Burger: Der Begriff des Populismus wird sehr pejorativ verwendet, als Denunziationsparole. Man kann ihn natürlich auch inhaltlich ausfüllen, aber man darf nicht vergessen, dass Populismus von der Wortwurzel her nichts anderes ist als „Demokratismus“. Es ist nur die latinisierte Form. Es drückt sich, realpolitisch gesprochen, in den Forderungen nach direkten demokratischen Bürgerbeteiligungen aus, und es ist durchaus interessant, dass das nicht die Rechte erfunden hat, sondern die grüne Linke: Volksbegehren und Bürgerbewegungen, das waren genuin demokratische Bewegungen, die als solche durchaus Züge des Populismus haben. Nicht zufällig sehen wir heute in Österreich eine Krise des Parlamentarismus. Die sozialpartnerschaftlichen Strukturen haben dazu geführt, dass das Parlament bei uns nicht viel mehr ist als der britische Ideenhimmel, in den die korporatistische sozialpartnerschaftliche Realverfassung des Landes projiziert wird. Wir haben hier Abstimmungsblöcke, wo die Entscheidungen schon lange vorher in vorgelagerten Gremien gefallen sind. Wo das Machtspiel schon in den Kammern, in den indirekten Gewalten vorentschieden wird.
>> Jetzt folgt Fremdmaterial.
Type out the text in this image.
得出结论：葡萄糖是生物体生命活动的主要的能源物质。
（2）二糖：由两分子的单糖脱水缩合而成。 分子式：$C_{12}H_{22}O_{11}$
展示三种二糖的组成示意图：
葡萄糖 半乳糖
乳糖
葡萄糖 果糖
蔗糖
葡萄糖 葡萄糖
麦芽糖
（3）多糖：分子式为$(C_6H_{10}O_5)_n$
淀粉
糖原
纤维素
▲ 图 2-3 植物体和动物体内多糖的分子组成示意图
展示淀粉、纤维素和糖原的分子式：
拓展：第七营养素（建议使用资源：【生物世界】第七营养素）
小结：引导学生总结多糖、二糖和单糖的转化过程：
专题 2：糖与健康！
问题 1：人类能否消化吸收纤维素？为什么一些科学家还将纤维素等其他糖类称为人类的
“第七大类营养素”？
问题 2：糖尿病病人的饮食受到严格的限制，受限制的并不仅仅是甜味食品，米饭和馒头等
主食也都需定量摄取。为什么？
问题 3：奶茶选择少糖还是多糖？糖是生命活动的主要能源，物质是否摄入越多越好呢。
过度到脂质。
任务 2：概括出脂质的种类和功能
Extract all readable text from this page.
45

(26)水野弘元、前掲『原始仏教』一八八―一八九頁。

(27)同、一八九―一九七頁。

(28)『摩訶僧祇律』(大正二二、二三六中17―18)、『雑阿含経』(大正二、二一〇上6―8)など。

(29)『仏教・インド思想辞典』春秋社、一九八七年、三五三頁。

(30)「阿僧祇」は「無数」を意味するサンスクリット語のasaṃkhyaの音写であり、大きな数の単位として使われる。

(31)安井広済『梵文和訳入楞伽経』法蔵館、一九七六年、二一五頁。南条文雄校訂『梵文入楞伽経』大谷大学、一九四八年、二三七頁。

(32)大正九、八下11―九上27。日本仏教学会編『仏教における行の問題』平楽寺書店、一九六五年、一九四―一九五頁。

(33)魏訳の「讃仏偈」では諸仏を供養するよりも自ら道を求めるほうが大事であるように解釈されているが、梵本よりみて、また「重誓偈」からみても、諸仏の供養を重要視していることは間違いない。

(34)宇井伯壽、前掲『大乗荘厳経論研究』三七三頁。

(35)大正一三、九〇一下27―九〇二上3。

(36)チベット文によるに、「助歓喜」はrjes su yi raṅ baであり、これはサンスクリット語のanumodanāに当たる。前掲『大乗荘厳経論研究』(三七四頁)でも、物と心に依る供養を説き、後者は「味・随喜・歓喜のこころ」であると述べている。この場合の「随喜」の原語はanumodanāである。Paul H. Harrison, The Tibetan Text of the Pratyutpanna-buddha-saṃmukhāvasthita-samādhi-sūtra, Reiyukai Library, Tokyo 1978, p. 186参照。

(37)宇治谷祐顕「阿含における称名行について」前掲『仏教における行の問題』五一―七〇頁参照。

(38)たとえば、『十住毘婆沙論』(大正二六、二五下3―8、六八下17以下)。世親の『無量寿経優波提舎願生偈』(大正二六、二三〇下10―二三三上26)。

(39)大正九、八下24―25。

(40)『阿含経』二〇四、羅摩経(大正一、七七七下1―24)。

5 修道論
Das intellektuelle Milieu beteiligt sich im Vergleich zu 2000 praktisch nicht an der politischen Debatte.
Burger: Ich habe zunehmend Schwierigkeiten mit dem, was man unter intellektuellem Milieu bei uns versteht. Mich ärgert schon diese Monopolisierung des normativen Kulturbegriffs auf bestimmte Schichten des Milieus. Des linksliberalen, sozialdemokratisch-grünen Schichtmilieus. Das war nie wirklich politisch, und ich habe es für einen der schwersten Fehler der SPÖ gehalten, dass sie so sehr auf dieses künstlerische Kunstmilieu gesetzt haben. Dass dieses kleinbürgerliche Schichtmilieu zur Meinungsführerschaft gelangen konnte, ist eines der Krisensymptome, illustriert die Krise der SPÖ, der Name Rudolf Scholten steht für mich nur als ein Schlagwort. Diese Leute haben ja auch vollkommen den Kontakt zur Härte der Wirklichkeit verloren. Das zeigt sich auch bei den jungen Wählern. In gewisser Weise war das zornige Schweigen der intellektuellen Klasse jetzt ja nur die Fortsetzung des zornigen Schreiens von 2000. Die Stimme hatte sich überschlagen. Es war damals schon nur mehr rein moralisierend und überhaupt nicht politisch analytisch.